The Impact of Local Revenue and Capital Expenditure on Economic Growth of Indonesia: Spatial Econometric Analysis
Authors: 1.Dhiya Hadaina, 2.D. Sambasivam Sankar, 3.Amer Demirovic, 4.K.K. Viswanathan
Abstract
This statistical model investigates the influence of two distinct types of physical capital, local revenue and capital expenditure, as independent factors that impact Indonesia’s economic growth with the aid of spatial econometric models and panel data analysis. The study particularly focuses on analysing the dynamics of fiscal policy and its implications for regional economic growth, which is a critical aspect for developing economies like Indonesia.

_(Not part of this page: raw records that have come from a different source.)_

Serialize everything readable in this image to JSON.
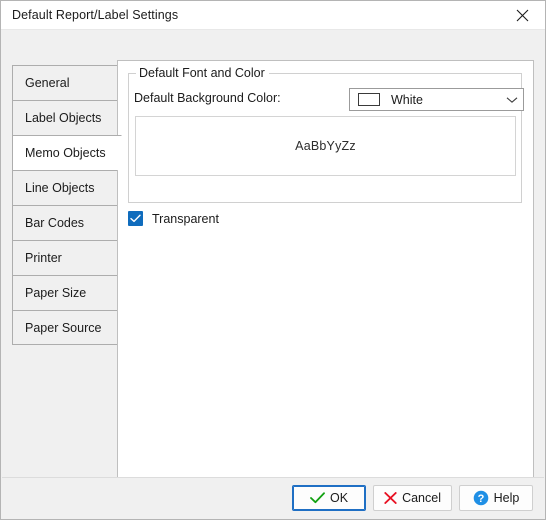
{
  "window": {
    "title": "Default Report/Label Settings",
    "close_icon": "close-icon"
  },
  "tabs": [
    {
      "label": "General",
      "selected": false
    },
    {
      "label": "Label Objects",
      "selected": false
    },
    {
      "label": "Memo Objects",
      "selected": true
    },
    {
      "label": "Line Objects",
      "selected": false
    },
    {
      "label": "Bar Codes",
      "selected": false
    },
    {
      "label": "Printer",
      "selected": false
    },
    {
      "label": "Paper Size",
      "selected": false
    },
    {
      "label": "Paper Source",
      "selected": false
    }
  ],
  "content": {
    "group_title": "Default Font and Color",
    "background_color_label": "Default Background Color:",
    "background_color_value": "White",
    "background_color_swatch": "#ffffff",
    "dropdown_icon": "chevron-down-icon",
    "preview_text": "AaBbYyZz",
    "transparent_label": "Transparent",
    "transparent_checked": true
  },
  "footer": {
    "ok_label": "OK",
    "ok_icon": "check-icon",
    "cancel_label": "Cancel",
    "cancel_icon": "x-icon",
    "help_label": "Help",
    "help_icon": "question-circle-icon"
  },
  "colors": {
    "accent": "#0f6cbd",
    "ok_check": "#12a112",
    "cancel_x": "#e81123",
    "help_circle": "#1f8fe5",
    "focus_border": "#1f6fc4"
  }
}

The applied spatial econometric methods allow the nuanced exploration of spatial patterns and their implication on economic growth. Utilizing secondary financial data sourced from the Central Bureau Statistics of Indonesia, spanning from 2012 to 2021, encompasses all provinces in Indonesia. Using growth rate data, this research utilizes a spatial econometric panel data model employing the Ordinary Least Squares (OLS) regression method. It is found that for every 1% increase in the ratio of local revenue and capital expenditure, Indonesia’s GDP will grow by 0.0147% and 0.0123%, respectively. All variables considered are identified to be stationary and they enhance the robustness and credibility of the findings. The statistical significance of local revenue and capital expenditures on economic growth has been established.